Contadores deverão denunciar os próprios clientes


Num gesto de aparente autossabotagem o Conselho Federal de Contabilidade pode ter criado para os contadores a obrigação de denunciar os próprios clientes, tudo em nome de um senso ético discutível.

O descuido foi previsto na Resolução CFC nº 1.445/2013, ato administrativo por meio do qual o órgão disciplinou os efeitos dos artigos 9, 10 e 11 da lei nº 9.613/1998, com alterações até a Lei nº 12.683/2012.

Pelo texto em vigor, se, por exemplo, um dos clientes da contabilidade comprar ou vender ativos que não façam parte de seu objeto social, dentre outras situações, deverá denunciar a operação ao Conselho de Controle de Atividades Financeiras - COAF.

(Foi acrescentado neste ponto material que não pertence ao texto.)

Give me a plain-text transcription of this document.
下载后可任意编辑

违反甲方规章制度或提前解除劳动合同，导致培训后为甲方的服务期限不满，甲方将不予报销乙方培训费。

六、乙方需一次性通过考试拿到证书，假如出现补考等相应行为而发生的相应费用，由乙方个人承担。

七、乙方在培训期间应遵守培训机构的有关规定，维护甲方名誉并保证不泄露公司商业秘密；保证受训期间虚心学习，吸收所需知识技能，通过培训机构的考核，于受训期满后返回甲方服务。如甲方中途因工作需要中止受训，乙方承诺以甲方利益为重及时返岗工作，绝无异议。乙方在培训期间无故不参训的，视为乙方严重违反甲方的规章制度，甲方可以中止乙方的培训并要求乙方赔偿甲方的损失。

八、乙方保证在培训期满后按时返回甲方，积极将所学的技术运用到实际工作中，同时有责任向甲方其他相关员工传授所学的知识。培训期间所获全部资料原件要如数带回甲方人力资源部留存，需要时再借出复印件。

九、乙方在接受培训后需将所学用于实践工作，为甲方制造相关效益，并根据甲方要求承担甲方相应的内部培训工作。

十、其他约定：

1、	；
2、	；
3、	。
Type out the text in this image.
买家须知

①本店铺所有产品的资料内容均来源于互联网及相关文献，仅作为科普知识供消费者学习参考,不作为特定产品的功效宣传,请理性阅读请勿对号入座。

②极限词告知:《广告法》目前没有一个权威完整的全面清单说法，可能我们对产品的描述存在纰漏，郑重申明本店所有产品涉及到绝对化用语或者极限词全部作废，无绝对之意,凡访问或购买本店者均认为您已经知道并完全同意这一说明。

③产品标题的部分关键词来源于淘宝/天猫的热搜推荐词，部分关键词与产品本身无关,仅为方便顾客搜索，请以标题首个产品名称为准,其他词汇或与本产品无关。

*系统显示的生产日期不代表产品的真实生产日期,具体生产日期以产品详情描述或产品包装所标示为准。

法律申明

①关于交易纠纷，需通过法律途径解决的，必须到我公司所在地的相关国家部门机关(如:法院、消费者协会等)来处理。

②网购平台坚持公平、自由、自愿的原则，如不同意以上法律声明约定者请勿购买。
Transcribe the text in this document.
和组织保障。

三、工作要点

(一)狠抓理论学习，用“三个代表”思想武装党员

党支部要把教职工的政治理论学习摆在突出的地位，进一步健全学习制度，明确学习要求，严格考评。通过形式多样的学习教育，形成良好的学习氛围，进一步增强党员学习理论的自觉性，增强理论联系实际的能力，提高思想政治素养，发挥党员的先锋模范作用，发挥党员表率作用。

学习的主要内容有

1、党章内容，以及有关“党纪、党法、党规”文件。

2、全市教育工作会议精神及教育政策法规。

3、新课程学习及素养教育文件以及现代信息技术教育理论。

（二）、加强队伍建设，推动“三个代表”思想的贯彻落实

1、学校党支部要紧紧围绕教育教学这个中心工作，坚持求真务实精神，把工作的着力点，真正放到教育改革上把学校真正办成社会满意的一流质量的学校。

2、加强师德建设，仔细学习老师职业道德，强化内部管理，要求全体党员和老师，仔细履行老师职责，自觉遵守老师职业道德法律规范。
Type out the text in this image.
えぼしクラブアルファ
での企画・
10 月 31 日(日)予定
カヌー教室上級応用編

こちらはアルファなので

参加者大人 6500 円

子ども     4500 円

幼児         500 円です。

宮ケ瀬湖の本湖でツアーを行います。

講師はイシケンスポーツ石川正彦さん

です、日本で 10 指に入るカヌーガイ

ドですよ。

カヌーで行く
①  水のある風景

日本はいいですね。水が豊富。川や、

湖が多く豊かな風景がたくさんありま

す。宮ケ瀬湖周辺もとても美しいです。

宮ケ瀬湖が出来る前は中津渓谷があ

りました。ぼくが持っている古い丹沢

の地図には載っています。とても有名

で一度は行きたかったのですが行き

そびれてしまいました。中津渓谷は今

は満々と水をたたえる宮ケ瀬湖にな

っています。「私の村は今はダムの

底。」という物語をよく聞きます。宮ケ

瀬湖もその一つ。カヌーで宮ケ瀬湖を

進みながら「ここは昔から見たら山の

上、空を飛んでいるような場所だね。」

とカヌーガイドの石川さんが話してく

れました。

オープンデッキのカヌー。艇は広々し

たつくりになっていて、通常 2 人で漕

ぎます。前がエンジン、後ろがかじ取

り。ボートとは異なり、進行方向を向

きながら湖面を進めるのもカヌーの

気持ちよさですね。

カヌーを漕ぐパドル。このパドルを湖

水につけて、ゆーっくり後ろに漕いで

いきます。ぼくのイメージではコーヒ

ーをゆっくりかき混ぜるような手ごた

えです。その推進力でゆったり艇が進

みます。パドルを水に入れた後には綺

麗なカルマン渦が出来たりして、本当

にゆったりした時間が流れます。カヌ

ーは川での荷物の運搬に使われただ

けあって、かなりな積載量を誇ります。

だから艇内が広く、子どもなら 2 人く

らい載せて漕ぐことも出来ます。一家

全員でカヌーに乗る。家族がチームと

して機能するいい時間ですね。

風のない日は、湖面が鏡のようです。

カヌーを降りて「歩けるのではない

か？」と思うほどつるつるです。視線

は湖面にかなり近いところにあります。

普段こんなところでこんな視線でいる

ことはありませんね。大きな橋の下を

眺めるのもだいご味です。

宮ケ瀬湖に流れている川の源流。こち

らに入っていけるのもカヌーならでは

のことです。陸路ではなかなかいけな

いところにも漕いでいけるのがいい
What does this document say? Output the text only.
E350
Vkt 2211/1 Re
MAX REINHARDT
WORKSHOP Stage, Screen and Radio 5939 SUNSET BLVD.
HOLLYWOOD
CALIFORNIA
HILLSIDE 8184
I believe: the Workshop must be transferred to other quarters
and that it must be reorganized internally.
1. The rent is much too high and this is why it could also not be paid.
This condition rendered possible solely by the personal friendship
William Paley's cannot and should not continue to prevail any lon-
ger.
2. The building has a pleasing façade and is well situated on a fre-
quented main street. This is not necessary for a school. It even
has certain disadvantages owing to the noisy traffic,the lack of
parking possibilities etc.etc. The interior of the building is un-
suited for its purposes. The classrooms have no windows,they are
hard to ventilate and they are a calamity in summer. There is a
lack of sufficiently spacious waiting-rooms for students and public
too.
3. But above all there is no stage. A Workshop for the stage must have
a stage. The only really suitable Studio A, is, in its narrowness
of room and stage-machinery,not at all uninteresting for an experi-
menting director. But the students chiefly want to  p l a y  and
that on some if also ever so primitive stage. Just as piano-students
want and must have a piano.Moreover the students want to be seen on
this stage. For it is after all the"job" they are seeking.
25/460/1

De fato, o profissional da contabilidade não deve ser cúmplice de condutas criminosas, muito menos se esforçar para dissimular os ilícitos que forem, porventura, praticados por sua clientela.

Entretanto, isso não significa que deva, sem o apoio de um mandado judicial, quebrar o compromisso de sigilo que assume com aquele que lhe contrata.

Naturalmente, percebendo que o cliente não tem nem deseja desenvolver o grau de organização que é adequado à prestação de serviços de qualidade, o recomendável é que rescinda o contrato; sem, contudo, inviabilizar o exercício do contraditório e da ampla defesa daquele junto ao qual atuou como um dos prepostos.

Longe de tornar a profissão ainda mais respeitável, o Conselho Federal a colocou sob suspeita, pois, doravante, os contratantes não poderão mais submeter todas as operações aos cuidados de sua própria contabilidade... Deverão, ao menos, repensar a terceirização desses serviços.

O curioso é que nem o COAF almejou tanto. Bastaria aos dirigentes e estudiosos do Conselho Federal de Contabilidade terem dedicado um pouco mais de atenção à leitura de uma das manifestações do órgão de controle das atividades financeiras:
Art. 1º A presente Resolução tem por objetivo estabelecer normas gerais de prevenção à lavagem de dinheiro e ao financiamento do terrorismo, sujeitando-se ao seu cumprimento as pessoas físicas ou jurídicas não submetidas à regulação de órgão próprio regulador que prestem, mesmo que eventualmente, serviços de assessoria, consultoria, contadoria, auditoria, aconselhamento ou assistência, de qualquer natureza, nas seguintes operações... (Resolução COAF nº 24/2013) (grifos inexistentes no original)

Em outros termos, havendo a regulação por órgão próprio este ficaria livre para estabelecer as diretrizes aos seus, ainda que em sentido diverso, aliás, como acabou acontecendo no âmbito da Ordem dos Advogados do Brasil - OAB.

Assim sendo, o empresariado e seus departamentos jurídicos devem se deter sobre o caso e analisar o curso de ações mais indicado, em função das particularidades envolvidas, preferencialmente rio acima. Afinal, o Direito não socorre aos que dormem.